I'd suggest you just keep your opinions to yourself.
So this mapping is only a suggestion, not a rule right?
I'd suggest you just keep your opinions to yourself.
I bow to your engineering expertise of course, particularly given I have none, but my understanding was that the 2004 engine was the first 4 stroke premier class racing engine Yamaha designed from the ground up/with a clean sheet for the new class as Honda’s famous V5 990 engine was, with previous engines cobbled together from pre-existing engines designed before the 990 class was extant.
(EDIT Having looked it up on Wiki I do stand to be corrected and probably believed something posted by an anti-Rossi poster on another forum. What I perhaps recalled was that they reputedly more or less put the 4 stroke engine in the old 500 chassis initially, so the 2004 bike in general was a design entirely purposed for the 4 stroke 990 formula.
They did drastically re- design the engine for 2004 to pretty much what has continued since in terms of screamer vs Big Bang, valves etc as you are no doubt aware).
Look guys, everybody at Yamaha were sure they got the 2017 bike perfect because Vinales was so fast on it, early on. Rossi struggled and complained that the bike felt strangely understeering, but of course nobody paid attention. That is, until Jerez. They worried for the first time. Then, when the problem reiterated, they tried to solve it but got into confusion, with some help from Michelin's inconsistency and from the feedback offered by their two factory riders.
Yes, because the two riders they have now have very different styles. With Lorenzo and Rossi, Yamaha had parallel feedback that made sense. The two knew what they wanted -- basically the same kind of bike, that was a good common base adjustable to their personal preferences via setup changes. Fine. But now, they have Vinales who is a purely instinctive rider, point and shoot style. He can tell whether he feels fine with the bike or not, but not much more.
Rossi is a corner speed rider who has become more and more analytical as he grows old. He needs the bike in a certain precise way. So probably he gives even too much feedback.

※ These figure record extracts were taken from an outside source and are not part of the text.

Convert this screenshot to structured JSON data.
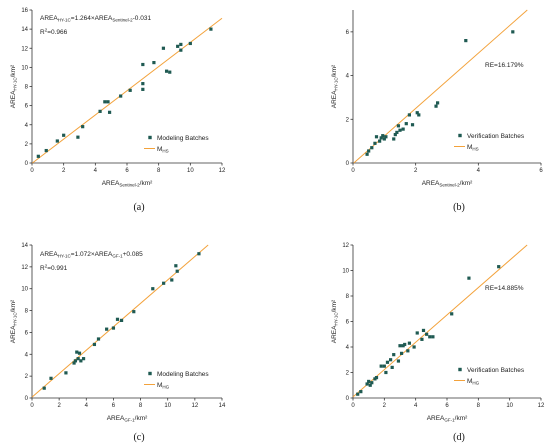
{
  "colors": {
    "point": "#1f5a52",
    "line": "#f3a23b",
    "axis": "#333333"
  },
  "chart_data": [
    {
      "type": "scatter",
      "panel_label": "(a)",
      "xlabel": {
        "main": "AREA",
        "sub": "Sentinel-2",
        "unit": "/km²"
      },
      "ylabel": {
        "main": "AREA",
        "sub": "HY-1C",
        "unit": "/km²"
      },
      "xlim": [
        0,
        12
      ],
      "ylim": [
        0,
        16
      ],
      "xticks": [
        0,
        2,
        4,
        6,
        8,
        10,
        12
      ],
      "yticks": [
        0,
        2,
        4,
        6,
        8,
        10,
        12,
        14,
        16
      ],
      "annotations": [
        {
          "id": "eq",
          "parts": [
            "AREA",
            "HY-1C",
            "=1.264×AREA",
            "Sentinel-2",
            "-0.031"
          ]
        },
        {
          "id": "r2",
          "parts": [
            "R",
            "2",
            "=0.966"
          ]
        }
      ],
      "legend": {
        "placement": "bottom-right",
        "points_label": "Modeling Batches",
        "line_label": "M",
        "line_sub": "HS"
      },
      "line": {
        "slope": 1.264,
        "intercept": -0.031
      },
      "points": [
        [
          0.4,
          0.7
        ],
        [
          0.9,
          1.3
        ],
        [
          1.6,
          2.3
        ],
        [
          2.0,
          2.9
        ],
        [
          2.9,
          2.7
        ],
        [
          3.2,
          3.8
        ],
        [
          4.3,
          5.4
        ],
        [
          4.6,
          6.4
        ],
        [
          4.8,
          6.4
        ],
        [
          4.9,
          5.3
        ],
        [
          5.6,
          7.0
        ],
        [
          6.2,
          7.6
        ],
        [
          7.0,
          7.7
        ],
        [
          7.0,
          8.3
        ],
        [
          7.0,
          10.3
        ],
        [
          7.7,
          10.5
        ],
        [
          8.3,
          12.0
        ],
        [
          8.5,
          9.6
        ],
        [
          8.7,
          9.5
        ],
        [
          9.2,
          12.2
        ],
        [
          9.4,
          11.8
        ],
        [
          9.4,
          12.4
        ],
        [
          10.0,
          12.5
        ],
        [
          11.3,
          14.0
        ]
      ]
    },
    {
      "type": "scatter",
      "panel_label": "(b)",
      "xlabel": {
        "main": "AREA",
        "sub": "Sentinel-2",
        "unit": "/km²"
      },
      "ylabel": {
        "main": "AREA",
        "sub": "HY-1C",
        "unit": "/km²"
      },
      "xlim": [
        0,
        6
      ],
      "ylim": [
        0,
        7
      ],
      "xticks": [
        0,
        2,
        4,
        6
      ],
      "yticks": [
        0,
        2,
        4,
        6
      ],
      "annotations": [
        {
          "id": "re",
          "parts": [
            "RE=16.179%"
          ]
        }
      ],
      "legend": {
        "placement": "bottom-right",
        "points_label": "Verification Batches",
        "line_label": "M",
        "line_sub": "HS"
      },
      "line": {
        "slope": 1.264,
        "intercept": -0.031
      },
      "points": [
        [
          0.45,
          0.4
        ],
        [
          0.5,
          0.55
        ],
        [
          0.6,
          0.7
        ],
        [
          0.7,
          0.9
        ],
        [
          0.75,
          1.2
        ],
        [
          0.85,
          1.0
        ],
        [
          0.9,
          1.15
        ],
        [
          0.95,
          1.25
        ],
        [
          1.0,
          1.1
        ],
        [
          1.05,
          1.2
        ],
        [
          1.3,
          1.1
        ],
        [
          1.35,
          1.3
        ],
        [
          1.4,
          1.4
        ],
        [
          1.45,
          1.7
        ],
        [
          1.5,
          1.5
        ],
        [
          1.6,
          1.55
        ],
        [
          1.7,
          1.8
        ],
        [
          1.8,
          2.2
        ],
        [
          1.9,
          1.75
        ],
        [
          2.05,
          2.3
        ],
        [
          2.1,
          2.2
        ],
        [
          2.65,
          2.6
        ],
        [
          2.7,
          2.75
        ],
        [
          3.6,
          5.6
        ],
        [
          5.1,
          6.0
        ]
      ]
    },
    {
      "type": "scatter",
      "panel_label": "(c)",
      "xlabel": {
        "main": "AREA",
        "sub": "GF-1",
        "unit": "/km²"
      },
      "ylabel": {
        "main": "AREA",
        "sub": "HY-1C",
        "unit": "/km²"
      },
      "xlim": [
        0,
        14
      ],
      "ylim": [
        0,
        14
      ],
      "xticks": [
        0,
        2,
        4,
        6,
        8,
        10,
        12,
        14
      ],
      "yticks": [
        0,
        2,
        4,
        6,
        8,
        10,
        12,
        14
      ],
      "annotations": [
        {
          "id": "eq",
          "parts": [
            "AREA",
            "HY-1C",
            "=1.072×AREA",
            "GF-1",
            "+0.085"
          ]
        },
        {
          "id": "r2",
          "parts": [
            "R",
            "2",
            "=0.991"
          ]
        }
      ],
      "legend": {
        "placement": "bottom-right",
        "points_label": "Modeling Batches",
        "line_label": "M",
        "line_sub": "HG"
      },
      "line": {
        "slope": 1.072,
        "intercept": 0.085
      },
      "points": [
        [
          0.9,
          0.9
        ],
        [
          1.4,
          1.8
        ],
        [
          2.5,
          2.3
        ],
        [
          3.1,
          3.2
        ],
        [
          3.2,
          3.4
        ],
        [
          3.3,
          4.2
        ],
        [
          3.4,
          3.6
        ],
        [
          3.5,
          4.1
        ],
        [
          3.6,
          3.4
        ],
        [
          3.8,
          3.6
        ],
        [
          4.6,
          4.9
        ],
        [
          4.9,
          5.4
        ],
        [
          5.5,
          6.3
        ],
        [
          6.0,
          6.4
        ],
        [
          6.3,
          7.2
        ],
        [
          6.6,
          7.1
        ],
        [
          7.5,
          7.9
        ],
        [
          8.9,
          10.0
        ],
        [
          9.7,
          10.5
        ],
        [
          10.3,
          10.8
        ],
        [
          10.6,
          12.1
        ],
        [
          10.7,
          11.6
        ],
        [
          12.3,
          13.2
        ]
      ]
    },
    {
      "type": "scatter",
      "panel_label": "(d)",
      "xlabel": {
        "main": "AREA",
        "sub": "GF-1",
        "unit": "/km²"
      },
      "ylabel": {
        "main": "AREA",
        "sub": "HY-1C",
        "unit": "/km²"
      },
      "xlim": [
        0,
        12
      ],
      "ylim": [
        0,
        12
      ],
      "xticks": [
        0,
        2,
        4,
        6,
        8,
        10,
        12
      ],
      "yticks": [
        0,
        2,
        4,
        6,
        8,
        10,
        12
      ],
      "annotations": [
        {
          "id": "re",
          "parts": [
            "RE=14.885%"
          ]
        }
      ],
      "legend": {
        "placement": "bottom-right",
        "points_label": "Verification Batches",
        "line_label": "M",
        "line_sub": "HG"
      },
      "line": {
        "slope": 1.072,
        "intercept": 0.085
      },
      "points": [
        [
          0.3,
          0.3
        ],
        [
          0.5,
          0.5
        ],
        [
          0.9,
          1.1
        ],
        [
          1.0,
          1.3
        ],
        [
          1.1,
          1.0
        ],
        [
          1.2,
          1.2
        ],
        [
          1.4,
          1.5
        ],
        [
          1.5,
          1.6
        ],
        [
          1.8,
          2.5
        ],
        [
          2.0,
          2.5
        ],
        [
          2.1,
          2.0
        ],
        [
          2.2,
          2.8
        ],
        [
          2.4,
          3.0
        ],
        [
          2.5,
          2.4
        ],
        [
          2.6,
          3.4
        ],
        [
          2.9,
          2.9
        ],
        [
          3.0,
          4.1
        ],
        [
          3.1,
          3.5
        ],
        [
          3.2,
          4.1
        ],
        [
          3.3,
          4.2
        ],
        [
          3.5,
          3.7
        ],
        [
          3.6,
          4.3
        ],
        [
          3.9,
          4.0
        ],
        [
          4.1,
          5.1
        ],
        [
          4.4,
          4.6
        ],
        [
          4.5,
          5.3
        ],
        [
          4.7,
          5.0
        ],
        [
          4.9,
          4.8
        ],
        [
          5.1,
          4.8
        ],
        [
          6.3,
          6.6
        ],
        [
          7.4,
          9.4
        ],
        [
          9.3,
          10.3
        ]
      ]
    }
  ]
}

But what he says doesn't match with his teammate's feedback, so engineers have a problem. And when engineers compare the two riders' subjective feedback with hard data, they have three things that do not match. So what happens? They go their own way, and Yamaha is becoming more of an engineer's bike as a result, and less of a rider's bike.
The 2016 bike issue: Rossi says it felt fine, but it had the problem of wasting the rear tire before the end of a race. Remember? Now, Zarco is so fast on the 2016 bike because he is the best at managing the Michelin tires. (By the way, he is a French rider who rides for a French team. Vive la France!) Great also for Dorna's business in France.
Interesting notes: the winner of Valencia 2017 was slower than the winner of Valencia 2016 by 20 seconds. Rossi was slower than himself by 15 seconds Similar weather and track conditions. The two factory Yamahas used 2016 frames, courtesy of Tech3: Rossi said it felt better, but he was slower by 15 seconds compared to his 2016 race.
So the tires must have changed really a lot, and Yamaha are those suffering the most. With the lonely exception of Zarco. It will be interesting to see how this situation develops.